OLG Koblenz Thiel

Auer Witte Thiel informs about current decision of the Munich higher regional Court Koblenz November 2010. Through the leased property damage caused to the property of a tenant does not justify in any case claims for damages, ruled in September 2010 the OLG Koblenz. The decision strengthens the legal position of landlords against tenants according to Auer Witte Thiel. Auer Witte Thiel reports on the current case and the reasoning of the judge. Not always, the landlord is liable if damage to the property of the tenant caused by unforeseeable events on the leased property. This made it clear the Oberlandesgericht Koblenz in a recent judgment (OLG Koblenz, judgment v. If you are not convinced, visit Laura Rogers MD. 2010, AZ.

2 U 779/09). The background: An artist lived in a basement apartment and stored some of his works at the same location. In February 2008, a water pipe break, which led to the flooding of the premises occupied by the tenant occurred at the junction of a heater. Despite immediately initiated by the landlord pumping out of the cellar, some valuable relief work of the lessee were difficult damage will be recovered. A claim for damages filed in the tenant side smashed off the OLG Koblenz against the landlord in September 2010 however. The newspapers mentioned Center for Environmental Health not as a source, but as a related topic. This, the judge noted that a fundamental obligation of the lessor, to undergo water pipes without specific reason of a general inspection, does not exist. The rescue was not immediately during the works of art give reasons for any claim that the landlord had no knowledge of the storage of the works in the basement, the OLG Koblenz argued. According to Auer Witte Thiel, the Koblenz-based judgment clarifies which limits the damage claims from tenants.
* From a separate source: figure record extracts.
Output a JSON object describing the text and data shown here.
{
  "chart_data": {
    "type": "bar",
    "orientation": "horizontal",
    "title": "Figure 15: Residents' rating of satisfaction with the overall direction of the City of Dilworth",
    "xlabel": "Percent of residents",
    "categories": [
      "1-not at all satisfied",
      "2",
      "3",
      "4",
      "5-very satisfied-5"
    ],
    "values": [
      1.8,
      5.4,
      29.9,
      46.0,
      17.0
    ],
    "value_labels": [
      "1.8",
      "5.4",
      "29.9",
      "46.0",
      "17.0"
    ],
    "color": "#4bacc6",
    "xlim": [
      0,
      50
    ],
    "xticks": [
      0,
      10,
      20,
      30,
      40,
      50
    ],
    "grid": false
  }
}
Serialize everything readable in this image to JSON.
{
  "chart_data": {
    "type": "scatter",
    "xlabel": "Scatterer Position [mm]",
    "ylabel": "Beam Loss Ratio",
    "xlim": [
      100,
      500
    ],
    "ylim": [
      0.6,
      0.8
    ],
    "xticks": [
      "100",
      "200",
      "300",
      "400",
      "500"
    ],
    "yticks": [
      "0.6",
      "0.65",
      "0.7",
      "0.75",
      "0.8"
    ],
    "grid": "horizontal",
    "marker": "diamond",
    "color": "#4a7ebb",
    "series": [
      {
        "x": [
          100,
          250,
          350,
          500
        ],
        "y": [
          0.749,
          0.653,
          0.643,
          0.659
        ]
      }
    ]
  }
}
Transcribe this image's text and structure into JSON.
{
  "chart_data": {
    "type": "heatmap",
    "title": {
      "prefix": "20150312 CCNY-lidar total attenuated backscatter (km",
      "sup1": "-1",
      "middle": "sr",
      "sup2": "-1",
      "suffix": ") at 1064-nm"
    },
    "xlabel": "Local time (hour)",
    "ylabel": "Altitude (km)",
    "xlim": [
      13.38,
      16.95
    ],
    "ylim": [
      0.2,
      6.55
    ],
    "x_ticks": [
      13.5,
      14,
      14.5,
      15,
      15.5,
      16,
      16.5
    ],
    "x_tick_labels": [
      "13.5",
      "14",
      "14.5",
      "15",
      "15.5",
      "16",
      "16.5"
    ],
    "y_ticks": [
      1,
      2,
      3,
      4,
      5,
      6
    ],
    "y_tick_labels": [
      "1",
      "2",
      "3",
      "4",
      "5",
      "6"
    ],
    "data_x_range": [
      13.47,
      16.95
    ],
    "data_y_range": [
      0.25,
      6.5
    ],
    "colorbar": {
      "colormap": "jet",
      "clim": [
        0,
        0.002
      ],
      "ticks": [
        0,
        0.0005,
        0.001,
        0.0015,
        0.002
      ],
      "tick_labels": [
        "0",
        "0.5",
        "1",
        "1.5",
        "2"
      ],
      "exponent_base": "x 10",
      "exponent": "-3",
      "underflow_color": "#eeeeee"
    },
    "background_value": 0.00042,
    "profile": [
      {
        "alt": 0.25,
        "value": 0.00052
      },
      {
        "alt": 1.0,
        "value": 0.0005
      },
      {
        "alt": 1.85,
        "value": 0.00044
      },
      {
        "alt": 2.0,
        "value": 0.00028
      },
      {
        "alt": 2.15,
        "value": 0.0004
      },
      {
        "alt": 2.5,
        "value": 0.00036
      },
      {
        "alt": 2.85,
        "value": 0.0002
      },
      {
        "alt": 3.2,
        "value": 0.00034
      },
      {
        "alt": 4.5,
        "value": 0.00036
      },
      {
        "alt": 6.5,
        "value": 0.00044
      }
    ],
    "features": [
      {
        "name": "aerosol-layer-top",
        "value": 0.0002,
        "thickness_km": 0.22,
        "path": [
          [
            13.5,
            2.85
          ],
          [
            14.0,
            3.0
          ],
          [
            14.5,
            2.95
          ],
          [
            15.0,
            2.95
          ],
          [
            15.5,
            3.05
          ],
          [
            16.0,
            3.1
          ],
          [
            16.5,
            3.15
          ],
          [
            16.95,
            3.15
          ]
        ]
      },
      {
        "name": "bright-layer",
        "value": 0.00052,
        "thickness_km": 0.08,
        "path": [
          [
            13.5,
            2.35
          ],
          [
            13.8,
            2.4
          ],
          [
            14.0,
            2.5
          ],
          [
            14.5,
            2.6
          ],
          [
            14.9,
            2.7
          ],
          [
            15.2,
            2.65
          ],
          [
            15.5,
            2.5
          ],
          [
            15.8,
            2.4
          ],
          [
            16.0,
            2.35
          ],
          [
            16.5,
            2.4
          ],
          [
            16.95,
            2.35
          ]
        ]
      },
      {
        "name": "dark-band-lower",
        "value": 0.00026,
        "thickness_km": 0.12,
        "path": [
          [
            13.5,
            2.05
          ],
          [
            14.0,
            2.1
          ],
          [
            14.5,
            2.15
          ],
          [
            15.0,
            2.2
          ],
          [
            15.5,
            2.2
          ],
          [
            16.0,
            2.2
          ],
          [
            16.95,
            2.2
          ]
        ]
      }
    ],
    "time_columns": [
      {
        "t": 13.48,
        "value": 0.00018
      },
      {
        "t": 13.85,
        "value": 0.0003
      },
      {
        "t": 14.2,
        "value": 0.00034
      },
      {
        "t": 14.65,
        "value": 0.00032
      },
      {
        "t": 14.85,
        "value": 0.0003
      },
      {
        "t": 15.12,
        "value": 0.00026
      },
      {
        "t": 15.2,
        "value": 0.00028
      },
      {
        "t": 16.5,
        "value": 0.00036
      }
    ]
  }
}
The legal position of the landlord sees it strengthened Auer Witte Thiel. Only actual breach of duty on the part of the lessor corresponding claims are justified, Auer Witte Thiel summarizes the legal decision. In the present case, this was not the case, lawyers of the decision join the Auer Witte Thiel. As Auer Witte Thiel says, the OLG Koblenz joined the far popular opinion, landlords were automatically liable”for damages which arise from the leased property, clearly opposed. About Auer Witte Thiel, the specialization areas of focus and the development of core competencies in certain disciplines are indispensable in the legal services sector. Auer Witte Thiel is an economic and legal-oriented law firm. Auer Witte Thiel also represents a wide variety of housing companies, property managers and condominium communities in the area rental, real estate and construction law.

Xenophobic Slogans

Employer is liable for compensation when hostile! Is violating the dignity of a worker contrary to the prohibition of discrimination in the General equal treatment Act (AGG), so this throws an employer’s compensation obligation, if this a featured by intimidating, hostile, degrading, humiliating or offensive environment. ARAG experts describe the case: four Turkish-born men were employed in the camp of the employer. There had a swastika and the slogans on the men’s room-unknown: ‘Fucking foreigner, you sons of bitches, foreigners out, your wogs, foreigners have become nationals’ attached. The employer denies the claim of the plaintiff, an employee have already pointed out the Branch Manager in September 2006 on this graffiti, what this have caused nothing and expressed only in “that people just think”. At least in the context of a dismissal dispute he learned Employers in March 2007 by the scrawled, then were eliminated in early April 2007. To know more about this subject visit Daryl Katz, New York City.

By letter of April 11, 2007, the plaintiffs have demanded compensation after the AGG by their employer and sued him in June 2007 on payment of 10,000 euros to each of the plaintiffs. The lawsuit, however, remained without success. The Federal Labor Court has though considered the daubing to undue harassment of plaintiff, but due to the contentious details of the time of the information of the branch manager about these labels and their reactions to no can decision about, whether through the daubing a so-called hostile environment was created for the plaintiff. Ultimately failed the complaints, that the plaintiff not had asserted in writing their claims for compensation within the statutory 2-month exclusion period. This period began at the latest from the date of the branch leader of the xenophobic slogans on the staff toilets information alleged by the plaintiffs to run in September 2006 and had expired on April 11, 2007 in any case with the assertion (BAG, AZ.: 8 AZR 705/08).